Figure 4.

Rotor bead tracking reveals new conformations and ATP-dependent dynamics of E. coli DNA gyrase. (a) The rotor bead tracking (RBT) assay. DNA is stretched using a magnetic bead, and a submicron rotor bead is attached to the side of the molecule and tracked using fluorescence [35] [36] or evanescent scattering [37] videomicroscopy to measure changes in DNA angle and extension (z) in real time. (b) RBT traces (reproduced from [36]) in the presence of DNA gyrase under in 1 mM ATP (above) or 75 µM ATP (below). Individual gyrase encounters lead to bursts of stepwise rotation, corresponding to processive negative supercoiling. [ATP]-dependent dwells are seen at the even rotation mark and also at an intermediate angle (*) corresponding to a chirally wrapped intermediate. (c) 2D histogram (reproduced from [36]) of paired (angle,z) values during gyrase activity in presence of 75 µM ATP, showing distinct conformational states visited by the enzyme. Angles are shown modulo 2 rotations. The Ω state is significantly contracted in z but lies at the ~0 rotation mark, which is explained by sequestering DNA contour without trapping writhe. The α state can also be seen at the ~1 rotation mark, corresponding to trapping (+) writhe prior to strand passage. (d) High-resolution dynamics of gyrase at 1 mM ATP using gold rotor bead tracking (reproduced from [37]). A single processive burst is shown in the (angle, z) plane.
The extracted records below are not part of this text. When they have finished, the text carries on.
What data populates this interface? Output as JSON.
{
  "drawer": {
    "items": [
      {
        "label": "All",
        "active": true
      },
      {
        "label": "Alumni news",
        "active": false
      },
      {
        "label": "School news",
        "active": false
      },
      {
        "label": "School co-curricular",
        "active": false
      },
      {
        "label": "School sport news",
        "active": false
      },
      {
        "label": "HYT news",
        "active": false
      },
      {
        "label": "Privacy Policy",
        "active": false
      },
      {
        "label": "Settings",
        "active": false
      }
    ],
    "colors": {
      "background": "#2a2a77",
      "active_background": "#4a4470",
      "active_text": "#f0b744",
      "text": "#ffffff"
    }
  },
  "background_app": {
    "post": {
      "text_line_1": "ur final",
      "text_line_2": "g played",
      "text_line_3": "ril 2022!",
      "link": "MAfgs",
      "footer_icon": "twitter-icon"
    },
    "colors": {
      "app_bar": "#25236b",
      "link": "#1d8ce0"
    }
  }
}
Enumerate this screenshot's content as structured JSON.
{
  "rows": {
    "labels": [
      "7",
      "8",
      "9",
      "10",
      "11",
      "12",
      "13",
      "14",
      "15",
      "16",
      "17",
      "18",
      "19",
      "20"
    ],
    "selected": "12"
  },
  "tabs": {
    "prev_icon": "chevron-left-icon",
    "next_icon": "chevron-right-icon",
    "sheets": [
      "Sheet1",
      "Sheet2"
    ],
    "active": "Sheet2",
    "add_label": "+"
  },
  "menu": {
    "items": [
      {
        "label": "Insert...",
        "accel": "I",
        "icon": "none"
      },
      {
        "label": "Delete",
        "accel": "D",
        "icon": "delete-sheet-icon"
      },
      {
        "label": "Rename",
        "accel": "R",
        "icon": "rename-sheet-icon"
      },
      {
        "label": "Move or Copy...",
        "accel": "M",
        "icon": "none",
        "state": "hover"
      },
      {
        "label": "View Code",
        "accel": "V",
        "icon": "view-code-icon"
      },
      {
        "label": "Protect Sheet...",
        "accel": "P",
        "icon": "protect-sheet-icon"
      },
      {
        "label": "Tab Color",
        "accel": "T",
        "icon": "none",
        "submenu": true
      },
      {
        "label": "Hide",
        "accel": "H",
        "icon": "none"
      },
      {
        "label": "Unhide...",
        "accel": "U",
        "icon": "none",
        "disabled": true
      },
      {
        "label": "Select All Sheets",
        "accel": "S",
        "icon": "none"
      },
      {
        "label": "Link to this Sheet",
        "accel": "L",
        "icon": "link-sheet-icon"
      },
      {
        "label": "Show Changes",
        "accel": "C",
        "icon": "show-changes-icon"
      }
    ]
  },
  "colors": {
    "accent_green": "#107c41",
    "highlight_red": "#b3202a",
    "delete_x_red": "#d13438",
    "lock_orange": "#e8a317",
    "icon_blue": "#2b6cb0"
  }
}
Major dwells are interrupted by brief excursions to a state (*) that releases significant contour length. (e) Branched kinetic model for structural transitions and ATP coupling in DNA gyrase [36, 37]. The kinetics of processive supercoiling are dominated by the transition from Ω to α, which can occur slowly and reversibly in the absence of ATP or quickly when 2 ATP are bound. Subsequent strand passage also requires the presence of 2 ATP. DNA is partially released after strand passage and recaptured to begin a new round of supercoiling.